Hession didn’t have the most explosives of starts in yesterday’s semi-final and was fifth into the bend. He tried desperately to reel in Christian Malcolm, but the British man held out to take fourth in a season best 20.25, behind Olympic 100m bronze medallist Walter Dix (20.19); Brian Dzingai (20.17) and winner Churandy Martina (20.11) of the Netherlands Antilles. Bolt led home the other semi in 20.09, jogging the final 15 metres, before his mandatory post race showboating. Like Malcolm, fourth man home, Kim Collins, recorded 20.25.

Hession felt the race worked out exactly as he had expected – well, bar his fifth place finish.

“It was a six-horse race between the four that qualified, plus me and Chris Williams. But Christian Malcolm had the extra gear that Chris and I didn’t have. Christian ran a stormer. I’ve hammered him during the year and he just got better with every race. I think his injury troubles are behind him for the first time in years.

“I think he is just finding his groove again and he found it at just the wrong time for me!

“It is hard to judge compared to Monday night. Generally most of the race was a touch down (on the previous night), a tiny, tiny fraction off and I was fifth off the bend where I hoped to be fourth. Then it tightened up. Its okay, it is far from a disaster. I got my peaking right — it is just that I am not as strong as these guys.

“I have clearly improved. I’ve come onto another level. It has probably come a year too early. It was a good championship for me. I knew 20.25 would probably make it and it did from both heats. I didn’t have that extra gear. But considering my problems in the past with rounds and that, I did really well.”

Hession, who has stalled his medical studies in NUI Galway, believes the 200m are at their most competitive in history.

“This is the Olympics. These are the best sprinters in the world. 20.25 making a final. We haven’t seen that ever maybe. 20.29 didn’t even make it. In Athens, 20.56 made the final. The event has moved on, and hopefully I move on as well over the next few years, and maybe the next time I can make the final.”

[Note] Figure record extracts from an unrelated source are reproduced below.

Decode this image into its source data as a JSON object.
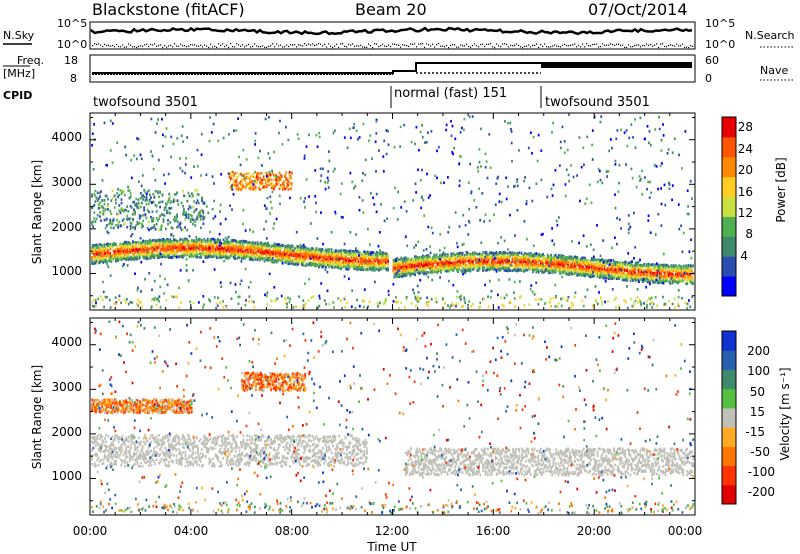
{
  "header": {
    "station": "Blackstone (fitACF)",
    "beam": "Beam 20",
    "date": "07/Oct/2014"
  },
  "noise_panel": {
    "left_label": "N.Sky",
    "right_label": "N.Search",
    "left_ticks": [
      "10^5",
      "10^0"
    ],
    "right_ticks": [
      "10^5",
      "10^0"
    ]
  },
  "freq_panel": {
    "left_label_top": "Freq.",
    "left_label_unit": "[MHz]",
    "left_ticks": [
      "18",
      "8"
    ],
    "right_ticks": [
      "60",
      "0"
    ],
    "right_label": "Nave"
  },
  "cpid": {
    "label": "CPID",
    "segments": [
      {
        "name": "twofsound 3501",
        "start_hour": 0,
        "end_hour": 12.3
      },
      {
        "name": "normal (fast) 151",
        "start_hour": 12.3,
        "end_hour": 18
      },
      {
        "name": "twofsound 3501",
        "start_hour": 18,
        "end_hour": 24
      }
    ]
  },
  "x_axis": {
    "label": "Time UT",
    "ticks": [
      "00:00",
      "04:00",
      "08:00",
      "12:00",
      "16:00",
      "20:00",
      "00:00"
    ]
  },
  "power_panel": {
    "ylabel": "Slant Range [km]",
    "yticks": [
      "1000",
      "2000",
      "3000",
      "4000"
    ],
    "colorbar_label": "Power [dB]",
    "colorbar_ticks": [
      "4",
      "8",
      "12",
      "16",
      "20",
      "24",
      "28"
    ],
    "colors": [
      "#0000ff",
      "#2b4cb0",
      "#3f8a6c",
      "#4fb04f",
      "#c8e040",
      "#ffcc22",
      "#ff8800",
      "#ff5500",
      "#e80000"
    ]
  },
  "velocity_panel": {
    "ylabel": "Slant Range [km]",
    "yticks": [
      "1000",
      "2000",
      "3000",
      "4000"
    ],
    "colorbar_label": "Velocity [m s⁻¹]",
    "colorbar_ticks": [
      "200",
      "100",
      "50",
      "15",
      "-15",
      "-50",
      "-100",
      "-200"
    ],
    "colors": [
      "#1030d0",
      "#2860b0",
      "#3f8a6c",
      "#55c040",
      "#c0c0b8",
      "#ffaa22",
      "#ff7700",
      "#ff3300",
      "#e00000"
    ]
  },
  "chart_data": [
    {
      "type": "heatmap",
      "title": "Power",
      "xlabel": "Time UT",
      "ylabel": "Slant Range [km]",
      "x_range_hours": [
        0,
        24
      ],
      "y_range_km": [
        180,
        4600
      ],
      "color_range_db": [
        0,
        32
      ],
      "features": [
        {
          "kind": "ground-scatter band",
          "start_hour": 0,
          "end_hour": 11.8,
          "range_km_start": 1200,
          "range_km_end": 1700,
          "peak_db": 30
        },
        {
          "kind": "ionospheric scatter",
          "start_hour": 0,
          "end_hour": 4.5,
          "range_km": [
            2000,
            2900
          ],
          "power_db": 10
        },
        {
          "kind": "ionospheric scatter",
          "start_hour": 5.5,
          "end_hour": 8,
          "range_km": [
            2900,
            3300
          ],
          "power_db": 24
        },
        {
          "kind": "ground-scatter band",
          "start_hour": 12,
          "end_hour": 24,
          "range_km_start": 950,
          "range_km_end": 1350,
          "peak_db": 30
        }
      ]
    },
    {
      "type": "heatmap",
      "title": "Velocity",
      "xlabel": "Time UT",
      "ylabel": "Slant Range [km]",
      "x_range_hours": [
        0,
        24
      ],
      "y_range_km": [
        180,
        4600
      ],
      "color_range_ms": [
        -250,
        250
      ],
      "features": [
        {
          "kind": "ground scatter (low velocity)",
          "start_hour": 0,
          "end_hour": 11,
          "range_km": [
            1300,
            2000
          ],
          "velocity_ms": 0
        },
        {
          "kind": "negative velocity scatter",
          "start_hour": 0,
          "end_hour": 4,
          "range_km": [
            2500,
            2800
          ],
          "velocity_ms": -60
        },
        {
          "kind": "mixed velocity scatter",
          "start_hour": 6,
          "end_hour": 8.5,
          "range_km": [
            3000,
            3400
          ],
          "velocity_ms": -80
        },
        {
          "kind": "ground scatter (low velocity)",
          "start_hour": 12.5,
          "end_hour": 24,
          "range_km": [
            1100,
            1700
          ],
          "velocity_ms": 0
        }
      ]
    }
  ]
}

The fastest Irish man in sprint history and holder of every record from 60m to 200m insisted the Olympics have been a huge success, despite his failure to make the final: “I’ve run 20.3 twice. Maybe next time I can run 20.2 twice.”

Word had reached Beijing that all of Athenry came to a standstill for Hession’s appearance on one of the sprinting world’s most sacred stages.

“Parts of me hope it is big,” he said of the anticipation and reaction on home shores which he knew nothing of. “Athletics needs it. It is a huge sport but sometimes it is not big enough in our country. So any chance you have to advertise it is great.”

There will be little time for rest. He is already planning a run in Gateshead on Sunday week, and talks of adding a few more 100m to his 2009 portfolio. But he would not want it any other way.

“It is not over. I just love racing. I’ll keep racing until the legs fall off.”